We stay close to home and see more of the feral cats, usually only heard at night, now making the quiet daytimes their own as well. They can roam without encountering humans, which we try to do as well.
A couple of Kit Kats to liven up our final lap of the field. The two-finger ones, from a multipack. Put the wrappers in your pocket to bring home, I tell him. We don’t go near outside bins anymore, love. These are our little lockdown changes.
Back home we live more slowly. We eat more thoughtfully. I plan our meals and waste less food. Google how long it takes to grow potatoes, how easy would tomatoes be? Cupboard audits take place. You can’t just nip to the shop for missing ingredients or something you fancy anymore. That’s fine; nobody really likes kidney beans in their chilli anyway do they?
At least we don’t have to go through rationing like during the war, I think, and I wonder what it was like for my nana when that happened. People all seemed so much better at these things then, in black and white photos. Maybe they were better at adapting. Maybe they didn’t rely on convenience as much as we do. Still, these are little changes compared to what they went through.

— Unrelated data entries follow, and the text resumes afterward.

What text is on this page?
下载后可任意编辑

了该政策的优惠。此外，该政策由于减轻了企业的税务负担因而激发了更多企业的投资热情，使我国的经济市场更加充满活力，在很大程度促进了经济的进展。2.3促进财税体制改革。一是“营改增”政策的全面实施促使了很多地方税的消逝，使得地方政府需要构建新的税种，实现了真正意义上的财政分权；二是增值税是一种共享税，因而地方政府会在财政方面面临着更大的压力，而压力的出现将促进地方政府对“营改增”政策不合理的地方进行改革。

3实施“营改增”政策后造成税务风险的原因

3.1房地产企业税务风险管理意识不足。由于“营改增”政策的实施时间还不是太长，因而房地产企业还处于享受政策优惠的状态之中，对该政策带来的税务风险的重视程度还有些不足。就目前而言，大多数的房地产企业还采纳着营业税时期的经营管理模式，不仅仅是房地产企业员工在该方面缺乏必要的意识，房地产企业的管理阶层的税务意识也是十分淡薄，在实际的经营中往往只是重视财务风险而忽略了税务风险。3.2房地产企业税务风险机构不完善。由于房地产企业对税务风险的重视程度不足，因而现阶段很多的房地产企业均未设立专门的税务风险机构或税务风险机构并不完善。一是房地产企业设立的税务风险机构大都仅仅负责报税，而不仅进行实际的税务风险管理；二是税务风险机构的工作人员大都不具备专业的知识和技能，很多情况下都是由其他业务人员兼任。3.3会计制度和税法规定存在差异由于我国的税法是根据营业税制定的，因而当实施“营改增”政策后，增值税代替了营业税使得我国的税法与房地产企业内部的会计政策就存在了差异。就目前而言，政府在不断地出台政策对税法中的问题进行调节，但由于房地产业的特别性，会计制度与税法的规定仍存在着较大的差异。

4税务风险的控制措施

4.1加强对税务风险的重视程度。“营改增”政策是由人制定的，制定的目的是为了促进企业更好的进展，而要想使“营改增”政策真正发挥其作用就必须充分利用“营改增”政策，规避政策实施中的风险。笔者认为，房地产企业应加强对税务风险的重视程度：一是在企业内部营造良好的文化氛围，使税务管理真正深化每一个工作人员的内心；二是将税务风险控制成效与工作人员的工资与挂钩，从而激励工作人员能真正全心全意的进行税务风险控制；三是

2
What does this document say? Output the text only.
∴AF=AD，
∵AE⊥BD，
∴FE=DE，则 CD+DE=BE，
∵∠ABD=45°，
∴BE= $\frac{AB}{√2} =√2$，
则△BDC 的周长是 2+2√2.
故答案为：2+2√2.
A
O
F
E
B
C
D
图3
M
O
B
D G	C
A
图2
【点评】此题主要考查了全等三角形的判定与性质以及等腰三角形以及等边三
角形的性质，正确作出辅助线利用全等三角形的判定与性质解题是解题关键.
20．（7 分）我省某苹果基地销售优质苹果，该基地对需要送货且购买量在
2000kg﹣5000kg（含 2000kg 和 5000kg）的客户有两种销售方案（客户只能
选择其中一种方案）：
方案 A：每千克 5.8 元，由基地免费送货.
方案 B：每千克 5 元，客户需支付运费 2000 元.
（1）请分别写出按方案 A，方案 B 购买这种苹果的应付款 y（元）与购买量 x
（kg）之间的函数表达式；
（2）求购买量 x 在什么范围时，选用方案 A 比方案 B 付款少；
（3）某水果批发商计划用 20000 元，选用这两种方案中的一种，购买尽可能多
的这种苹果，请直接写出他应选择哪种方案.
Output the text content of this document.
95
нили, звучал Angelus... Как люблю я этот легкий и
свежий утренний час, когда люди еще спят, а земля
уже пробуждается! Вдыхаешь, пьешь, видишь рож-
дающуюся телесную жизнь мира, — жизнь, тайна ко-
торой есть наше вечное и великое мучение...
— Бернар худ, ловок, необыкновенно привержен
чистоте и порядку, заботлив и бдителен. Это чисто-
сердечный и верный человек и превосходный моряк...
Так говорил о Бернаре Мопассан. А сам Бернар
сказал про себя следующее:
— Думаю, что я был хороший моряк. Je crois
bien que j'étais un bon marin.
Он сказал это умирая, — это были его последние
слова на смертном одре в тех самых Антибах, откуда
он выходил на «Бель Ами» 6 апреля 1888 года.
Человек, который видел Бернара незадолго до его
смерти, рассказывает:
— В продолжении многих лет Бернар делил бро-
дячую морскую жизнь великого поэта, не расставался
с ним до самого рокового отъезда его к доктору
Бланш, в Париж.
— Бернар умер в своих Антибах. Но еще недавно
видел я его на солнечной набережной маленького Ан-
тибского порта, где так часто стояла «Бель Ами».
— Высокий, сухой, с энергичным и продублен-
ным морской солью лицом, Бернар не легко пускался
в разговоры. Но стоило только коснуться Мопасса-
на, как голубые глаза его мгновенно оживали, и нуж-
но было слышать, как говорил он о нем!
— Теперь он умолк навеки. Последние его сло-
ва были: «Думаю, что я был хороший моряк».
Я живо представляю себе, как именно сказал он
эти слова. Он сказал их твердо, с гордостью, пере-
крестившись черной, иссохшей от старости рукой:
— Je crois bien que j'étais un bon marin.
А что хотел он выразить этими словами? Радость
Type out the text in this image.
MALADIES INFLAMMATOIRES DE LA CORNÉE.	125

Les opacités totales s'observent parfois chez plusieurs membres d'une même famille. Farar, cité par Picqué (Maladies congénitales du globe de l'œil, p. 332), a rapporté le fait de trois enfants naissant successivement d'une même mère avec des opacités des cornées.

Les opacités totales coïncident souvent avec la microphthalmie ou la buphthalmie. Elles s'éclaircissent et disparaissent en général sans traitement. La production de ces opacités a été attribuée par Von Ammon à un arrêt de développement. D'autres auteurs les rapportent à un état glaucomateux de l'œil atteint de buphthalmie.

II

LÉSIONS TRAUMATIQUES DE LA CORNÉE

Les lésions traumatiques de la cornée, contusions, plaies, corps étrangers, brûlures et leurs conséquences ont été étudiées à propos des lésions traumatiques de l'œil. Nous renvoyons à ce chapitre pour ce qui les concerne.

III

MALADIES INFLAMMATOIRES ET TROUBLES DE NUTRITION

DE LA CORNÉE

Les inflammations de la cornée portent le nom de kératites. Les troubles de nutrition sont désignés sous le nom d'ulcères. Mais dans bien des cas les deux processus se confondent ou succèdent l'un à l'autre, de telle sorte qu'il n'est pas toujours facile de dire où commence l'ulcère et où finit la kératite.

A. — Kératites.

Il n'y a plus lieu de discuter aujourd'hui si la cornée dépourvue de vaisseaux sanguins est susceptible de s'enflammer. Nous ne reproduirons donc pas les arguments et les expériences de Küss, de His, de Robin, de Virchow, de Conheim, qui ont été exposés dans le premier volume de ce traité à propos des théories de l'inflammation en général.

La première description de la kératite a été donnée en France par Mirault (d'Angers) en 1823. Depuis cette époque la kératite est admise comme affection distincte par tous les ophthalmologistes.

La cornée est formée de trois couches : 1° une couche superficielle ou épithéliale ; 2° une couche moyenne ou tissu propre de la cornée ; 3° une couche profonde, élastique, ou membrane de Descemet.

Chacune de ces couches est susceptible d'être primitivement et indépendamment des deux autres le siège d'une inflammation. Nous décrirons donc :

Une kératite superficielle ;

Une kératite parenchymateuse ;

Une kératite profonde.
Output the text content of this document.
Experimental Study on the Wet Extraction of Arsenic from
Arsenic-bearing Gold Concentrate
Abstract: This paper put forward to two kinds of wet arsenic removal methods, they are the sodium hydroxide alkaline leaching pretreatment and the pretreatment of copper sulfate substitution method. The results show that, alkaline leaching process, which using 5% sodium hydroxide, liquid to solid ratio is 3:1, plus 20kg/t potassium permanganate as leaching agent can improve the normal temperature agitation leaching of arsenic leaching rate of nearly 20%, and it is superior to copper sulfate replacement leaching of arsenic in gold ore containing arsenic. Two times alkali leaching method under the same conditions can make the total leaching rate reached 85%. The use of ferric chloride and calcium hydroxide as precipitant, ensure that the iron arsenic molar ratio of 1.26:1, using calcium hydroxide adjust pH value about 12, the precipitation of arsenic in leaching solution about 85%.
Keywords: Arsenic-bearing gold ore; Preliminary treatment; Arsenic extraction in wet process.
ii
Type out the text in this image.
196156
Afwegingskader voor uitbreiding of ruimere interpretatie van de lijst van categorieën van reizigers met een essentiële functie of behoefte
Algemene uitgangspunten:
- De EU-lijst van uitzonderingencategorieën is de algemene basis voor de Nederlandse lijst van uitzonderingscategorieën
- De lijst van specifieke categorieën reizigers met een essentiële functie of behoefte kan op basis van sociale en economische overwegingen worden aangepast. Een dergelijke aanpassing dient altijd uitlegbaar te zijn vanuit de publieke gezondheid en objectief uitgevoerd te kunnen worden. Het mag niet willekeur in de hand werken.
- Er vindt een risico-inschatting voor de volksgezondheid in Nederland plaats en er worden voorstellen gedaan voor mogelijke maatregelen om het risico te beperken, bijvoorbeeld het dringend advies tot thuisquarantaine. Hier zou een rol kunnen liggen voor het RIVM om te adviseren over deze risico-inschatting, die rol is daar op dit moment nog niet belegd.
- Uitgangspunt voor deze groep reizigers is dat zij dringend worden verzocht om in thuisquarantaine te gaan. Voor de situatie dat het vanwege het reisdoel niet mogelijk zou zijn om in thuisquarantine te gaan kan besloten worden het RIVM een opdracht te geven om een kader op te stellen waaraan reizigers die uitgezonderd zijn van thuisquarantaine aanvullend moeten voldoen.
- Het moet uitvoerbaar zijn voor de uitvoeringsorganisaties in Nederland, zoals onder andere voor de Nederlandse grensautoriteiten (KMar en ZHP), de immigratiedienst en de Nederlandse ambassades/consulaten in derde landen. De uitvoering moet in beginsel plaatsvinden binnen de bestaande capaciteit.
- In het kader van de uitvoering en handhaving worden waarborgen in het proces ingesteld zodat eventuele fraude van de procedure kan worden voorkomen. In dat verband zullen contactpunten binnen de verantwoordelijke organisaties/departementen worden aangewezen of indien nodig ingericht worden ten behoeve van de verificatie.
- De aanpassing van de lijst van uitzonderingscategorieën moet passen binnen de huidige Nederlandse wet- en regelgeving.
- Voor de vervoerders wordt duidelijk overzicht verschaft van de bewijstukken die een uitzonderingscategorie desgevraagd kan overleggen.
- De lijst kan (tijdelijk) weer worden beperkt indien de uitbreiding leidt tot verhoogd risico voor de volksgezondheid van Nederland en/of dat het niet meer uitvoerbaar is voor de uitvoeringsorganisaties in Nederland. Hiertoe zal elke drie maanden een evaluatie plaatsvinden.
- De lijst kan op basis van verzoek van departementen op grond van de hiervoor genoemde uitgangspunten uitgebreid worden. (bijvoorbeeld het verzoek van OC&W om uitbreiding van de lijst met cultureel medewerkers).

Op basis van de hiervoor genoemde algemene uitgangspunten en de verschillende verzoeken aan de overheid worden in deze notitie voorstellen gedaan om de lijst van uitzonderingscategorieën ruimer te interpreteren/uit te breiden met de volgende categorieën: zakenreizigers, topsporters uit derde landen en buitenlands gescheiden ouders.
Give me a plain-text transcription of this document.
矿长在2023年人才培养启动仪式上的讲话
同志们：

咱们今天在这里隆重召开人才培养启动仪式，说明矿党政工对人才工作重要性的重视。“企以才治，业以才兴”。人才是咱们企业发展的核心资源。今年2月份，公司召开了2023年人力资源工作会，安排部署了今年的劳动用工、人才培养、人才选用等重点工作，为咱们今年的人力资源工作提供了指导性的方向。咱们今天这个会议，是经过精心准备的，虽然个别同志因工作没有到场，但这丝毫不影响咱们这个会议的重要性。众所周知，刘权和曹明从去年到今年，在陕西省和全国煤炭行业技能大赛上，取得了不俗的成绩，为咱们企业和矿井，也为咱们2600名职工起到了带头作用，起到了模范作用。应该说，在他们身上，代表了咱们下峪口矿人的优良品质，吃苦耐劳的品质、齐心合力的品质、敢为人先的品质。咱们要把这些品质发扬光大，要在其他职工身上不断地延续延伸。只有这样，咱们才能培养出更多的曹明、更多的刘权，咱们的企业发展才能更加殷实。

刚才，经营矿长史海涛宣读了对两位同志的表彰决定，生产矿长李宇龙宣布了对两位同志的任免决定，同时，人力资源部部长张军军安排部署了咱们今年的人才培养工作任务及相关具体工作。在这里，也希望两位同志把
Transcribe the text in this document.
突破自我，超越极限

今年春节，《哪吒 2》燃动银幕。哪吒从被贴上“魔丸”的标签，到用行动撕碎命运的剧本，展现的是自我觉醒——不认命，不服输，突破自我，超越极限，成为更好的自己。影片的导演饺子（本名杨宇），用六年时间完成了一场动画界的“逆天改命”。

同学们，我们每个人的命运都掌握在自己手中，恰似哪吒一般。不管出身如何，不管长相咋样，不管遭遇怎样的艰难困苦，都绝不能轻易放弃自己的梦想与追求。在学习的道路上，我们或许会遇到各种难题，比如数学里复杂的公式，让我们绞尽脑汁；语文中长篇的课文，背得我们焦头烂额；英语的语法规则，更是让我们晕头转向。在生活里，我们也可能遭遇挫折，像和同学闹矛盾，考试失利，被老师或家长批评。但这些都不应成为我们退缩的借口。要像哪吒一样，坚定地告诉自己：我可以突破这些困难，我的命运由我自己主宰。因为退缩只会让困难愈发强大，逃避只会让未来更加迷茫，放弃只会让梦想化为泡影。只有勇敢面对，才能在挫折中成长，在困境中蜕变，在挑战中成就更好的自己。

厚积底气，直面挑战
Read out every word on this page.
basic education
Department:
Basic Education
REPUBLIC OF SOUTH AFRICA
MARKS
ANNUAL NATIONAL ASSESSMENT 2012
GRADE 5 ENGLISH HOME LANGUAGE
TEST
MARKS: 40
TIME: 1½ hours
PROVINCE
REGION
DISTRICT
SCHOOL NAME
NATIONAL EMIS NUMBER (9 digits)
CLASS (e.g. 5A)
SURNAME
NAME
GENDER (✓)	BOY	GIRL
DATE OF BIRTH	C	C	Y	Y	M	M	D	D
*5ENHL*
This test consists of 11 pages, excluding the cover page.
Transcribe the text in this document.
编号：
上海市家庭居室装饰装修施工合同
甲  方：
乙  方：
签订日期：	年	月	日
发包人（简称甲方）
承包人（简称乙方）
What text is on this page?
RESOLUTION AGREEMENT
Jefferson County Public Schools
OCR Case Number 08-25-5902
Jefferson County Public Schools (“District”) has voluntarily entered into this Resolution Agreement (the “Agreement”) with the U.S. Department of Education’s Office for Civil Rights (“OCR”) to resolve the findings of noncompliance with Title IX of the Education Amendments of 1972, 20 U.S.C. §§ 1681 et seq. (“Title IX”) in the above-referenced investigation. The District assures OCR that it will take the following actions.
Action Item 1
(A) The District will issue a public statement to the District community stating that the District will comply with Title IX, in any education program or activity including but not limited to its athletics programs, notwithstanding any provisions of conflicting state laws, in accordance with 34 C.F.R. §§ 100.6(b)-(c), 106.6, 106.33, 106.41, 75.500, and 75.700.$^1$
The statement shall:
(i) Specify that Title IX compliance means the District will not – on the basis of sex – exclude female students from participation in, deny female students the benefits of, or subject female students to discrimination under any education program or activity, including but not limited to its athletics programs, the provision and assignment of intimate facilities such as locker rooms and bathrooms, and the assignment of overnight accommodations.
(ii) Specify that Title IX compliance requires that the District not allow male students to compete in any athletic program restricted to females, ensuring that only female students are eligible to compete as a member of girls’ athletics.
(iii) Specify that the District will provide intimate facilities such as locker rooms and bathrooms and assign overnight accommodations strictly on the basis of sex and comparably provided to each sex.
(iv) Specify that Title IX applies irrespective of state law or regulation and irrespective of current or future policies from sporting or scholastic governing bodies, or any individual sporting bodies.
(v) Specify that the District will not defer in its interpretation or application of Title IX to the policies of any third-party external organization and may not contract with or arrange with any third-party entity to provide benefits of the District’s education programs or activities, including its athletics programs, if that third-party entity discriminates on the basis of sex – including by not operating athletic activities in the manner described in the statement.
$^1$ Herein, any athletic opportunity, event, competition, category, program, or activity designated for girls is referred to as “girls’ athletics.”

I have these existential moments that I try to wash away with soap, or walk off once a day. Too much time to overthink now. I count back along my family’s survival timeline: world war, cholera and typhoid fever epidemics, the Great Famine… When we survive this, I tell myself, I’ll go back to Ireland and think of them. I’ll go back to Mass and pray for them. I’ll go back to my Mum’s for tea, and be with them.